Thursday 19 March 2015

Saying thanks and leaving things behind

After two days of wrapping up, we packed and heading for the airport on Saturday.  I must admit I've often felt fresher, and I was quite looking forward to the tedium of sitting down and watching Africa slide by underneath.  Thursday was taken up with a morning of prep and then our final workshop, where we discussed a fine cut with the group, did some interviews and then spent some time saying thank you and goodbye properly.

Letting go is an important part of group work and there're all sorts of things that I think work well. One, asking everyone to help clear up the space they've been working in, wasn't appropriate this time because the workshops were spread over three locations.  Saying good bye and thank you always seems to fit in though, and I took the opportunity to share a tradition from a video course Rick and I ran: T156 - Digital Film School, where we presented students with hero badges for contributions to the course that made it a better place to study.

With this group, we gave them all hero badges and I asked the group to suggest why for each one. It took some of the energy out of the subsequent suggestion that everyone thank everyone else for something specific, but I noticed quite a few hero badges on show the next day.

Friday was more public. I spent the morning at Nasonjo working up a pre-screening for around 150 students and staff.  There was a cheer every time someone they recognised came on the screen - not easy given the amount of light pouring in from overhead, the ad-hoc nature of the screen and the relatively dim battery powered projector. Afterwards there was time to sit and talk to the teachers at the school I hadn't been working with.  They were really sweet and kind and interesting, poking gentle fun at me and each other, and happy to share the spicy potato cakes I'd bought at the Indian shop in town on the way out.

Eventually the car came and found us and we piled out at the main event where chaos was being shaped in to order and I managed to avoid being part of the stage party, something I always try and avoid on account of being too fidgety to be on show.  The screening was preceded by full pomp, with speeches, introductions and dancing beforehand and more speeches and presentations afterwards.  The dancers were brilliant, and I especially liked the girl guides team, who hung on to their spot in the limelight so tightly it looked like they might need to be carried off at one stage, and the Nkosi Zulu style dancing which had more and more people up and kicking up dust, including Rick and I.

The screening itself hovered on the edge of disaster (and had long before I even got there), using up three projectors and most of Rick's nerves.  The sound crew were local lads who revelled in the opportunity to fill the church hall with their kind of music, once they'd successfully evaded the H&S risks associated with 'plugging' in bare wires into a socket.  Rick had spent the morning doing a sound mix on the video so that it could be played out on speakers the size of small trucks, but in the end the audience were even louder, cheering every time someone from their school appeared on screen and loudest of all for their headmaster.

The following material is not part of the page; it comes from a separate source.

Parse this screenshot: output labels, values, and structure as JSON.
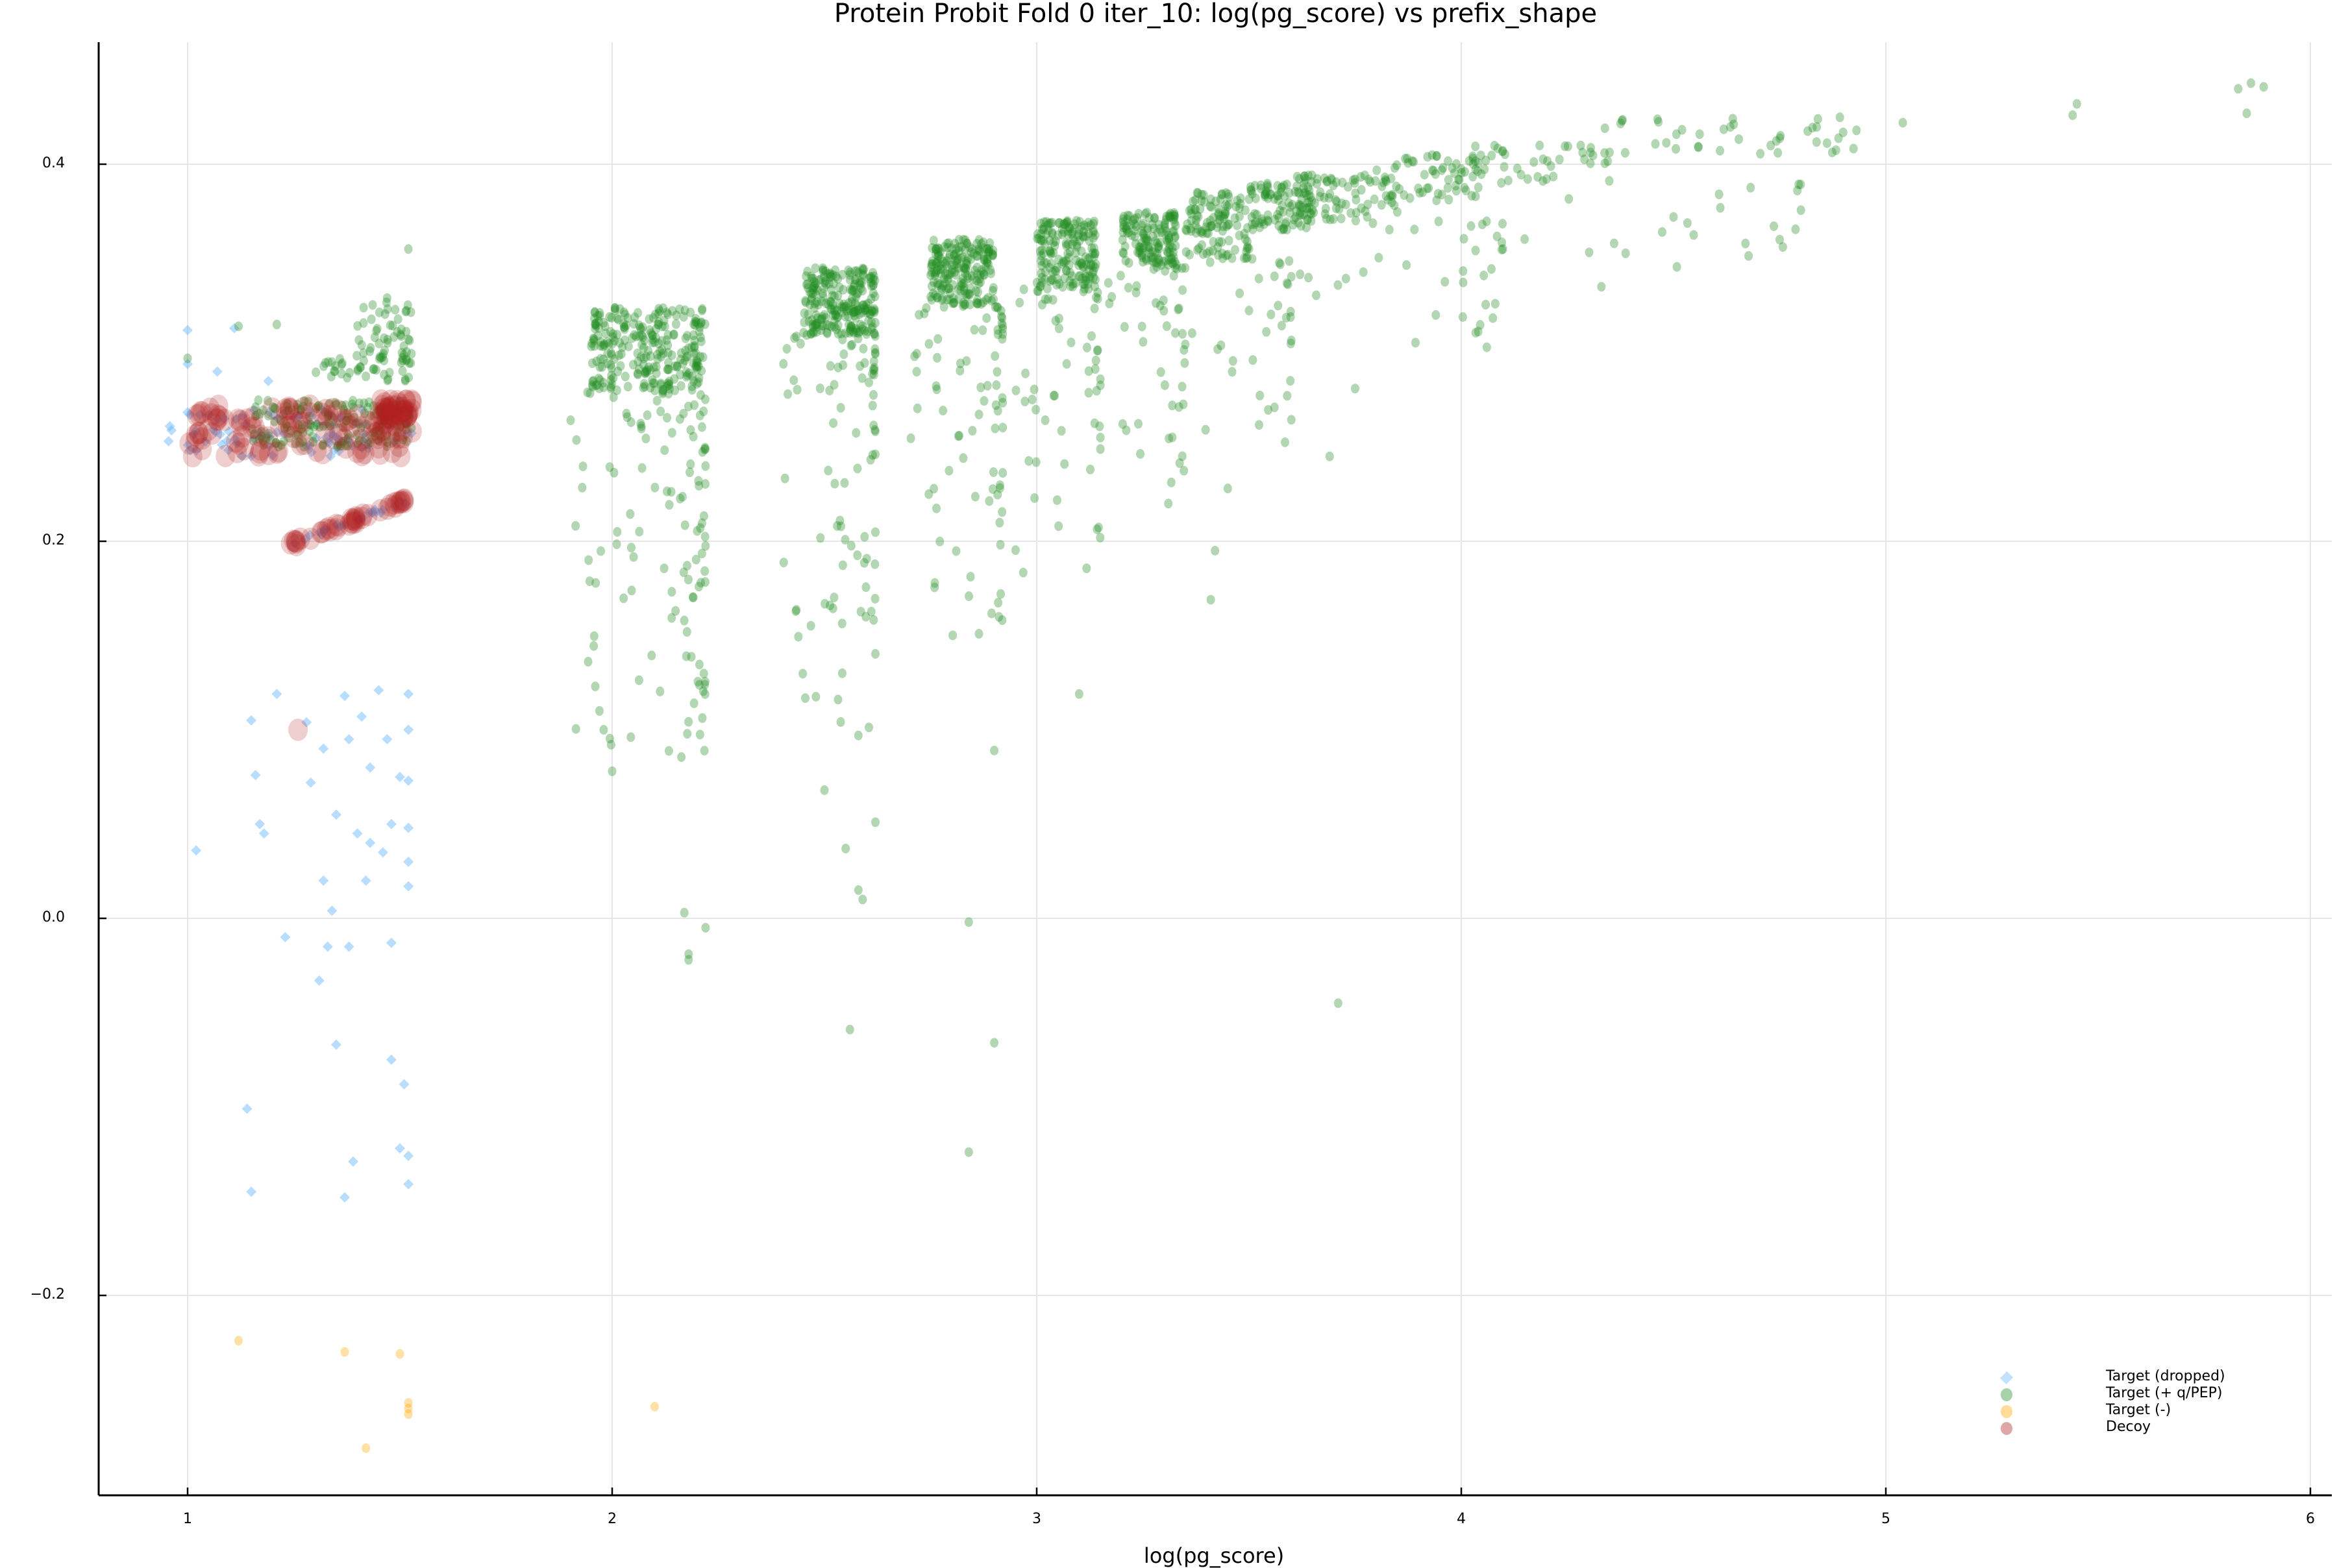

The important parts of the day for me where the opportunity for our teachers to get recognition for their work from their own community, and to leave behind everything we could so that there'd be something more than memories and questions afterwards.  I spent most of Thursday evening putting together a set of the photos and some of the video on a memory stick for each school, and we left a small flip-style camera behind for each school on permanent loan.  I'm really interested to see whether they use them and what for when we come back sometime.